P/2 - Como é que foi a propaganda dele assim?
R - Aí é que tá. Veja só qual foi a nossa coisa. Olha, essa foi uma experiência interessante também, viu? É que eu não tenho mais tempo pra estudar esses casos, né? Porque o produto, por exemplo, é desse que melhora o desempenho em que as crianças tomam bomba, menos bomba
P/2 - Na escola. [risos]
R - É, na escola. Como é que você vai provar um negócio desse? E eu chegava... porque é muito comum no laboratório ir ver o que é que eles estavam fazendo lá e traduz, adapta, sabe? Mas tem coisas que você não... esse não tinha muita coisa, tinha pouquíssima coisa, né? Então gente entrou na campanha cedo, né? E foi bem aqui, bem mesmo. Virou o primeiro produto da Rhodia, assim, rápido. Acho que o primeiro mesmo, que era o primeiro em vendas em valor. Não vendas unitárias. E depois a estratégia nossa foi usada em vários países.

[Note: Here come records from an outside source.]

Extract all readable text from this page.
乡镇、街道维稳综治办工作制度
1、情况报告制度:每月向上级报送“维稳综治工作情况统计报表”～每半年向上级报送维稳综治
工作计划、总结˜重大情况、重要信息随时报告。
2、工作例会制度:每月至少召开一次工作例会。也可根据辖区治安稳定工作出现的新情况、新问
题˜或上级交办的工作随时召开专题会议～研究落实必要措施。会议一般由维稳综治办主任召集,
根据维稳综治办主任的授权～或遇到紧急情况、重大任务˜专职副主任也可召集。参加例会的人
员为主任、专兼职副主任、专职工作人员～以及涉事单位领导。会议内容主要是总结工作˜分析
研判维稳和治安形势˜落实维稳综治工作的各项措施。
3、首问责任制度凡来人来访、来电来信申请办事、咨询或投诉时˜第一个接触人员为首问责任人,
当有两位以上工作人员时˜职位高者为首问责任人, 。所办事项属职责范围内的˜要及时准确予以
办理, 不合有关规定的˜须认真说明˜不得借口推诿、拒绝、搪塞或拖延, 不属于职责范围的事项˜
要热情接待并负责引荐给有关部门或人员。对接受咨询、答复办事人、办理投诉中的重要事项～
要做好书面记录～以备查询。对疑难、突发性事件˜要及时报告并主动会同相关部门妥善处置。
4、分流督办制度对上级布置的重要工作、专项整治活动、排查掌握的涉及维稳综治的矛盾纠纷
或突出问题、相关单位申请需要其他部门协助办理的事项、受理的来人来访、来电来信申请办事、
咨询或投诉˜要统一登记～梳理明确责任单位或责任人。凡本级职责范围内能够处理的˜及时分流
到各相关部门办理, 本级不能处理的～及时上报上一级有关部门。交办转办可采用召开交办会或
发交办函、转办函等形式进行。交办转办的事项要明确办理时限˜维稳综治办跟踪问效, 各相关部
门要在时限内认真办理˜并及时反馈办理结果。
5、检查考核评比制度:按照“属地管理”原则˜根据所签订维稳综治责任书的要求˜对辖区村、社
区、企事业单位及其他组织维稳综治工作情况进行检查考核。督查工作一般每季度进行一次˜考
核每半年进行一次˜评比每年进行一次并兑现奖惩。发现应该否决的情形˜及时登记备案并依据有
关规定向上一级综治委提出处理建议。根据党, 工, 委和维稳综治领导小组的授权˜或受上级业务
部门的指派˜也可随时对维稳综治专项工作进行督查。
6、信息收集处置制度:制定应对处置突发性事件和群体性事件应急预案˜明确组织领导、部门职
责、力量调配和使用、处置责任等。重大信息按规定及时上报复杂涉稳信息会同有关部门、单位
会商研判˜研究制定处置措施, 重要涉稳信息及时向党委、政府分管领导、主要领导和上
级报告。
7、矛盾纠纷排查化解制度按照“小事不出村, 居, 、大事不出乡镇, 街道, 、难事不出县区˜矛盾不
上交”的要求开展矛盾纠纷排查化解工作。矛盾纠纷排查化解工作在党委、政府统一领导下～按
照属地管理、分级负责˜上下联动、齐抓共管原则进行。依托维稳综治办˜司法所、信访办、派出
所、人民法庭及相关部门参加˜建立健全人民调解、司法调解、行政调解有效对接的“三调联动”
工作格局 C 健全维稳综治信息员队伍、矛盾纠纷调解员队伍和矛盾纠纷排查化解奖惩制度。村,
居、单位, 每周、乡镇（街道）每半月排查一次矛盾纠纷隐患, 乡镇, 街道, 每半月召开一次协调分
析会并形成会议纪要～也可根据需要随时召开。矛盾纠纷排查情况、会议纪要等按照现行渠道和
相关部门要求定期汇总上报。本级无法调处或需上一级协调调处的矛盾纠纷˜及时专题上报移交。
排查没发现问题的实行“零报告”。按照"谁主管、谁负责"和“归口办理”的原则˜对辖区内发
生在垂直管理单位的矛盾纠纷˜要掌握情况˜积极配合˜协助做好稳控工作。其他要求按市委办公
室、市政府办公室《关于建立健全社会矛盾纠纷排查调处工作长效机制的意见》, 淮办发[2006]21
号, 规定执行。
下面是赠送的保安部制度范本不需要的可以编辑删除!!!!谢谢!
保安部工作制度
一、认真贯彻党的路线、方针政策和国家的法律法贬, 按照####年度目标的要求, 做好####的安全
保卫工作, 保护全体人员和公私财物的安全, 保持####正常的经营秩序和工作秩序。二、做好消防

P/1 - E qual foi a estratégia?
R - Nós pegamos o seguinte, pegamos os testes de laboratório, sabe? Por exemplo, rato, o rato aprende. O rato, por exemplo, não gosta de água nem de claridade, né? Então você solta o rato num labirinto aquático pra ele aprender a sair. Ele sai e vai embora. Aí você pode contar quantos erros ele cometeu. Tá-tá-tá-tá... cometeu 50 erros. Aí você faz, faz, faz... depois dá Nootropil para o rato, o rato cometia menos erros, sabe? Depois eu dava, ao lado de um teste desse, eu dava um exame, que melhorou o desempenho das crianças, a memória. Aí eu fiz um jogo de memória, que a pessoa virava as coisinhas assim, sabe? [risos] Tudo isso com a Gang. E o produto pegou. Olha, mas foi muito bom.
P/1 - Então, a gente queria encerrar. O senhor concorda?